Arisyi Fariza Raz
The Jakarta Post
17 September 2013
Available at: http://www.thejakartapost.com/news/2013/09/17/will-fiscal-stimulus-work.html
The government recently announced a fiscal stimulus through four packages to deal with the deteriorating economy.
The first package deals with the current deficit account. This will be achieved by: promoting exports through tax deductions for value-added goods, reducing fuel imports and levying luxury taxes on imported brand-name goods. The second stimulus aims to nurture domestic purchasing power and economic growth through maintaining budget deficit and providing incentives for value-added industries. The third stimulus is to maintain price stability.

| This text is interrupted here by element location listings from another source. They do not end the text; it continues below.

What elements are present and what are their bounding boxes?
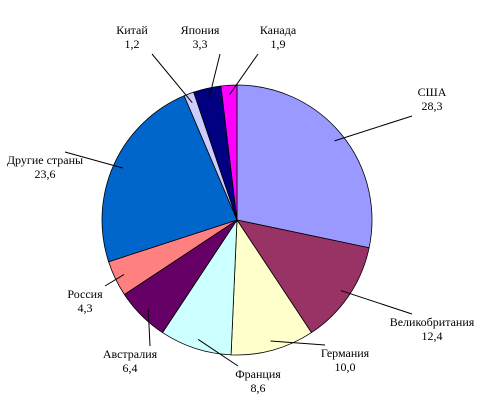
leader-line [229,53,259,95]
leader-line [104,274,125,287]
pie-slice [236,219,370,334]
leader-line [64,151,123,169]
leader-line [334,115,413,142]
slice-label: Франция [235,367,281,381]
slice-label: Россия [67,287,103,301]
value-label: 1,2 [125,37,140,51]
slice-label: Япония [181,23,220,37]
leader-line [340,290,413,315]
value-label: 6,4 [123,361,138,375]
slice-label: Германия [321,346,370,360]
value-label: 28,3 [422,99,443,113]
pie-slice [220,84,238,221]
pie-slice [101,95,238,263]
value-label: 23,6 [35,167,56,181]
pie-slice [230,218,313,356]
value-label: 4,3 [78,301,93,315]
value-label: 8,6 [251,381,266,395]
leader-line [151,53,193,104]
slice-label: США [418,85,447,99]
leader-line [208,53,221,98]
value-label: 10,0 [335,360,356,374]
slice-label: Китай [116,23,148,37]
slice-label: Австралия [103,347,158,361]
leader-line [270,340,326,346]
value-label: 1,9 [271,37,286,51]
slice-label: Канада [260,23,297,37]
leader-line [147,308,151,347]
pie-slice [236,84,373,249]
slice-label: Другие страны [7,153,83,167]
leader-line [197,338,239,367]
value-label: 12,4 [422,329,443,343]
slice-label: Великобритания [390,315,475,329]
value-label: 3,3 [193,37,208,51]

This stimulus will be carried out through close cooperation with Bank Indonesia (the central bank) by prioritizing food prices.
The government also intends on improving bureaucracy efficiency to promote investment and business.
Unfortunately, analysts and industry players reacted to the announcement of these packages with scepticism. Supposedly, these policies are needed to boost economic growth. However, many believe that these policies should have been implemented when market conditions were better to improve structural conditions and not when the country is facing economic turbulence.
The main reservation behind these packages is their long-term orientation; they cannot solve Indonesia’s economic issues immediately. Theoretically, assuming Indonesia has an efficient bureaucracy, good infrastructure and negligible corruption issues, these packages may help boost the economy significantly after at least six months of being implemented.
However, considering today’s rampant corruption, perplexed bureaucracy and poor infrastructure, it might take years for these stimulus packages to have positive effects.
Therefore, instead of poorly applying textbook-oriented fiscal policy, the government should make bolder moves that could improve the economy immediately.
One of the most feasible policies is by promoting public spending through infrastructure investment. According to Keynesian economics, an economic school of thought, a government should boost its spending when its economy is facing a crisis. When a government does not have enough money to spend, then it can fund spending by obtaining debts. The logic is, at the onset of the crisis, the government should solve problems in the short run rather than waiting for market forces to do it in the long-run.
Admittedly, this policy may sound too risky since it involves public debts in promoting economic growth. Meanwhile, public debt has become a sensitive issue since the 1997 Asian Financial Crisis as it brought our country to the brink of bankruptcy.
However, it is necessary to understand that debt is not always bad, as long as it is not excessive. Indeed, over financing may result in fragile economic conditions, leaving it inflexible and exposed too many risks. However, debt is still necessary to finance an economy, particularly during a crisis.
As an example, fiscal austerity in Europe, which resulted in economic contraction, has become clear evidence of how sometimes debt is necessary to boost economic growth.
Looking at Indonesia’s case, currently the share of debt in terms of total gross domestic product (GDP) is still relatively low compared to its regional peers. Statistically speaking, data released by the International Monetary Fund (IMF) shows that Indonesia’s public debts only accounted for 24 percent of its GDP in 2012. Meanwhile, Thailand’s, Malaysia’s and Singapore’s figures were 46 percent, 56 percent and 108 percent, respectively.
In short, Indonesia’s low public debts position gives a lot of fiscal space for the government to manoeuvre. If the government obtains more public debts and invests in the right sector, i.e. infrastructure, then it will not harm the economy. In fact, infrastructure spending is very much needed in a country such as Indonesia where poor infrastructure has left the country with expensive production costs.
In the short-run, it will create new jobs and projects that will stimulate the economy through increased demand and higher purchasing power. Consequently, economic growth can be created. In addition, the impact of infrastructure spending will last in the long-run as completed infrastructure projects will lower production costs and increase the competitiveness of local products.
As for the debts, if infrastructure spending can foster economic growth faster than debt growth, then the size of public debts in terms of total GDP will shrink by itself in the long-run, even if the government does not pay it off. This method is suggested by Paul Krugman in his book End This Depression Now!
In conclusion, debt-financed infrastructure investments will create sustainable economic growth since the impact of the investments will last in the long-run and create multiplier effects in the economy.
The writer, a graduate of the University of Manchester, UK, is a research analyst at a multinational bank. The opinions expressed are his own.